Zuletzt sind manche Menschen einfach nervös, wenn sie zur Beichte gehen, oder sie wissen nicht, was sie tun sollen, wenn sie dort sind. Es gibt eine Vielzahl von Leitfäden für die Beichte; einige davon findest du im Abschnitt „Zusätzliche Ressourcen“. Hab’ keine Angst, bei der Vorbereitung um Hilfe zu bitten. Freunde, erfahrene Christen oder auch ein Priester können und werden dir gerne dabei helfen.
Jesus möchte nicht, dass du in deiner Sünde stecken bleibst. Er hat einen großen Plan für dich. Lass dich nicht von deinen Sünden abhalten. Komm zu ihm in die Beichte und empfange Christi Vergebung, seine Heilung und seine Gnade, deine Schwächen zu überwinden.
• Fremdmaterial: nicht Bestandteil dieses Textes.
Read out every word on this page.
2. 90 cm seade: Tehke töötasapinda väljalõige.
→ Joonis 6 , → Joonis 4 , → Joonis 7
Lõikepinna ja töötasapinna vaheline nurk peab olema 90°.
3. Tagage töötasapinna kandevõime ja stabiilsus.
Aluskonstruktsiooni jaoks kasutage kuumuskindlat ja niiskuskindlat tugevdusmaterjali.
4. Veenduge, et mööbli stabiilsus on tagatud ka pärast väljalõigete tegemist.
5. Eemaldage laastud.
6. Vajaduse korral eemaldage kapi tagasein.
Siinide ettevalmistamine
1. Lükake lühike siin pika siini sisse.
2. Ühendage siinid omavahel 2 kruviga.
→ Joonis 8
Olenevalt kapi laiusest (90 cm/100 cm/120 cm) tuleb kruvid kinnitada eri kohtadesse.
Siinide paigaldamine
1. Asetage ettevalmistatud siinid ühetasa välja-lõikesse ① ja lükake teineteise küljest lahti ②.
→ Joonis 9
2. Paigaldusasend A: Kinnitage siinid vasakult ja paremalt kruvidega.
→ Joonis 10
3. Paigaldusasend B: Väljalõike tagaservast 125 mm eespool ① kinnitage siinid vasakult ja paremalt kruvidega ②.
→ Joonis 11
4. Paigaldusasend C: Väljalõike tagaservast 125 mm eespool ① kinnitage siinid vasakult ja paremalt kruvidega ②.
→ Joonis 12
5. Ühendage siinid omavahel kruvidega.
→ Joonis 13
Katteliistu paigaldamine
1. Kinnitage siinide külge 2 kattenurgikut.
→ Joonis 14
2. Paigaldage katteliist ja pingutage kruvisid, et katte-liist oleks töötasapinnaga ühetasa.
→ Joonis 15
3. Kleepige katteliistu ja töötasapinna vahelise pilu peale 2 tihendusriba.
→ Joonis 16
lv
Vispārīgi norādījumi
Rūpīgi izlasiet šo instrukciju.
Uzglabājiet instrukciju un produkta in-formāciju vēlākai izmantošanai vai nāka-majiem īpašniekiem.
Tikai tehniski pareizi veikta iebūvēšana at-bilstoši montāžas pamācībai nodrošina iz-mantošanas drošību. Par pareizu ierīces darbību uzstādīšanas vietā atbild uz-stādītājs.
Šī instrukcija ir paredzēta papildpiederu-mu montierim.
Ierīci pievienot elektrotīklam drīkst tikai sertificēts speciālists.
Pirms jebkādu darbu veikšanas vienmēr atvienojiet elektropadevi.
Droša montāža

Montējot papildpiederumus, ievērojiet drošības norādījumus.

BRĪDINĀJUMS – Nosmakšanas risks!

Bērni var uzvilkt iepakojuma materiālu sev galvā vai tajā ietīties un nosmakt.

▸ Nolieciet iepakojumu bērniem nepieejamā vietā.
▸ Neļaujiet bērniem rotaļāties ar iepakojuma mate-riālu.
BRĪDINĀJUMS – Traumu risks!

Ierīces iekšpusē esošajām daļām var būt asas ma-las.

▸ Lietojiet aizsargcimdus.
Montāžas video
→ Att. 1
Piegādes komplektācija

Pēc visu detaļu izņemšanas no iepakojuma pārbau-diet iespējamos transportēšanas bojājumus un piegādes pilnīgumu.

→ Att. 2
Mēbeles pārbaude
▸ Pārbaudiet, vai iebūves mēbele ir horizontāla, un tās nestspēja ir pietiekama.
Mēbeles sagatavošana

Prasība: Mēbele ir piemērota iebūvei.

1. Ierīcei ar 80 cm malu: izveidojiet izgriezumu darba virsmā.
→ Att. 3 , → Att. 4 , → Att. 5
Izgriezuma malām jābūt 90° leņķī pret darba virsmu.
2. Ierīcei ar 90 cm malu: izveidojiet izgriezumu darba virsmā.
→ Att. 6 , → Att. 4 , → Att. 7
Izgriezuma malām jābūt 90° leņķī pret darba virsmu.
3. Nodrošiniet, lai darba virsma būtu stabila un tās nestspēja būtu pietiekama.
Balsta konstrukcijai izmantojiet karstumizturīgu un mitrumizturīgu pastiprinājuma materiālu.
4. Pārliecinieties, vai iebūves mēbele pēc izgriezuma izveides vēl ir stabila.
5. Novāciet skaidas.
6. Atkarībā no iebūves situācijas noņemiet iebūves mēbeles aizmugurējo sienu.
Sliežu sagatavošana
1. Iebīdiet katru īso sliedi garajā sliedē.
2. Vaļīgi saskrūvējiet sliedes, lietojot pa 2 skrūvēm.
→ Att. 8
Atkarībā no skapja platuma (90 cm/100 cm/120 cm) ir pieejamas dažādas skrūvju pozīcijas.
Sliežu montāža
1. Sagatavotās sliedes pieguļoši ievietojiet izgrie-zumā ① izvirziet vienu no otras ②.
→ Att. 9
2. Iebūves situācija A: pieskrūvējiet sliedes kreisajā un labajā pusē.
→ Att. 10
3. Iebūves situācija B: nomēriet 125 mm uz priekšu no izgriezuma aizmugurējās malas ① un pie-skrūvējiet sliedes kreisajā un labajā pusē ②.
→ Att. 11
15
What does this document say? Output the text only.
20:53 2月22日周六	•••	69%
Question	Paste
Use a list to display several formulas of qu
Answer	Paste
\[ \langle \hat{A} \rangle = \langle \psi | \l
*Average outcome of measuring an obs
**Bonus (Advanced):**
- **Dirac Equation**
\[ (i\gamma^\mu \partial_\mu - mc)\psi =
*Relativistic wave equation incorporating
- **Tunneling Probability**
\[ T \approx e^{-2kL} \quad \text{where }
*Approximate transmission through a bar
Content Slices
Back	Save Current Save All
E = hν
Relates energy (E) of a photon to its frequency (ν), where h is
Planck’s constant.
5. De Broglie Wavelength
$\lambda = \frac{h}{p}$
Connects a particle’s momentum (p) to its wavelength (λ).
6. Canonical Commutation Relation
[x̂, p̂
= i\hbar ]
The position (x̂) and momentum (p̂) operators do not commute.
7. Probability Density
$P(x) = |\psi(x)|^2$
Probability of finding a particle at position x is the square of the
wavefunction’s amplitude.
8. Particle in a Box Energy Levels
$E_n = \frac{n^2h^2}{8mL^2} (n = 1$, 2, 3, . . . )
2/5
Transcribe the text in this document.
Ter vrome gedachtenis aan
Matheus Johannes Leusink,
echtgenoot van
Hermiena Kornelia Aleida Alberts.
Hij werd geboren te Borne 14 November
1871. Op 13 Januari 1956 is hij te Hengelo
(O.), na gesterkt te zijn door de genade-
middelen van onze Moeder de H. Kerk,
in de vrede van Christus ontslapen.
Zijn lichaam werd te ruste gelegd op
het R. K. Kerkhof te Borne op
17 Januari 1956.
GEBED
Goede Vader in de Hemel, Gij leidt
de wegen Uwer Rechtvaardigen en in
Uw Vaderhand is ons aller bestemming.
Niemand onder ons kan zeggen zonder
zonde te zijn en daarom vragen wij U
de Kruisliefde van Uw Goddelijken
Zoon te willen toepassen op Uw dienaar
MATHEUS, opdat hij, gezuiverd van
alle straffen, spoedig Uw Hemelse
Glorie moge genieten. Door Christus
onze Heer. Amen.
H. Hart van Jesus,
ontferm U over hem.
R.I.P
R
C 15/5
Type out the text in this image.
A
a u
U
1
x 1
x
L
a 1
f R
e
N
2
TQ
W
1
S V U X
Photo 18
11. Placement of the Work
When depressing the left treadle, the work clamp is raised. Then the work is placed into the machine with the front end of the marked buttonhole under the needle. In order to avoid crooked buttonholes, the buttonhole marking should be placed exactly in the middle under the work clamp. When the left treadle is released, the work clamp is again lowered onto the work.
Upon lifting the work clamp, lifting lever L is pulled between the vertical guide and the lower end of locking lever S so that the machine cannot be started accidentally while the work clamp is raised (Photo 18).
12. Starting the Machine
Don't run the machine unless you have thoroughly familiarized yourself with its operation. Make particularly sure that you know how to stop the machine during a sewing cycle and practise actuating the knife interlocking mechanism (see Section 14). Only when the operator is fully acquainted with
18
Diskussion 3: Wie lange ist es her, dass du das letzte Mal zur Beichte gegangen bist? Hast du noch Vorbehalte der Beichte gegenüber? Nimm dir etwas Zeit und sprich mit jemanden darüber, wie du eine gute Beichte ablegen kannst und welche Schwierigkeiten du mit dem Empfang dieses Sakraments haben könntest.
Schäme dich der Sünde, nicht aber der Reue.
Hl. Johannes Chrysostomus
KONKRETE SCHRITTE
Falls du schon lange nicht mehr bei der Beichte warst, überlege, wie du dieses Sakrament bald empfangen kannst. Wann wird die Beichte in einer Pfarre in deiner Nähe angeboten? Wie kannst du dich vorbereiten? Du kannst dich auch direkt an einen Priester wenden, wenn du dich wohler fühlst, wenn du vorher mit ihm gesprochen hast. Du kannst auch einen Freund bitten, dir bei der Vorbereitung zu helfen und dich auf dem Weg zur Beichte zu begleiten.
Wenn du noch nicht regelmäßig zur Beichte gehst, nimm es dir mindestens einmal im Monat vor. Erkundige dich nach den Beichtzeiten in deiner Nähe und überlege dir, wo und wann du zur Beichte gehen wirst.
Suche dir außerdem einen guten Leitfaden zur Gewissenserforschung, der dir bei der Vorbereitung hilft. Im Abschnitt „Zusätzliche Ressourcen“ in diesem Artikel findest du einige Vorschläge.
SCHLÜSSELBEGRIFFE
Bereuen: Das Wort „Buße“ (metanoia) bedeutet, dass wir umkehren, uns von der Sünde abwenden und Christus zuwenden.
Apostolische Autorität: Jesus hat seinen Aposteln die Vollmacht gegeben, Sünden zu vergeben, und diese Vollmacht wurde im Laufe der Jahrhunderte an ihre Nachfolger bis zu den heutigen Bischöfen und Priestern weitergegeben: „Empfangt den Heiligen Geist! Denen ihr die Sünden erlasst, denen sind sie erlassen; denen ihr sie behaltet, sind sie behalten.“ (Joh 20,22-23)
Häufige Beichte: Uns werden nicht nur unsere Sünden vergeben, sondern wir erhalten auch Gnade, die uns hilft, unsere Schwächen zu überwinden, und die die Wunden der Sünden in unserem Leben heilt.
ZUSÄTZLICHE RESSOURCEN
KKK 1422-1498: „Das Sakrament der Buße und der Versöhnung“
Gott der Barmherzige: Der Weg zur Beichte / Lord Have Mercy: The Healing Power of Confession von Dr. Scott Hahn
Vom FOCUS Blog auf focusequip.org: „Confession Week (And Every Resource You’ll Need)“
Notizen
(1) Augustinus, Die Bekenntnisse, 8,7.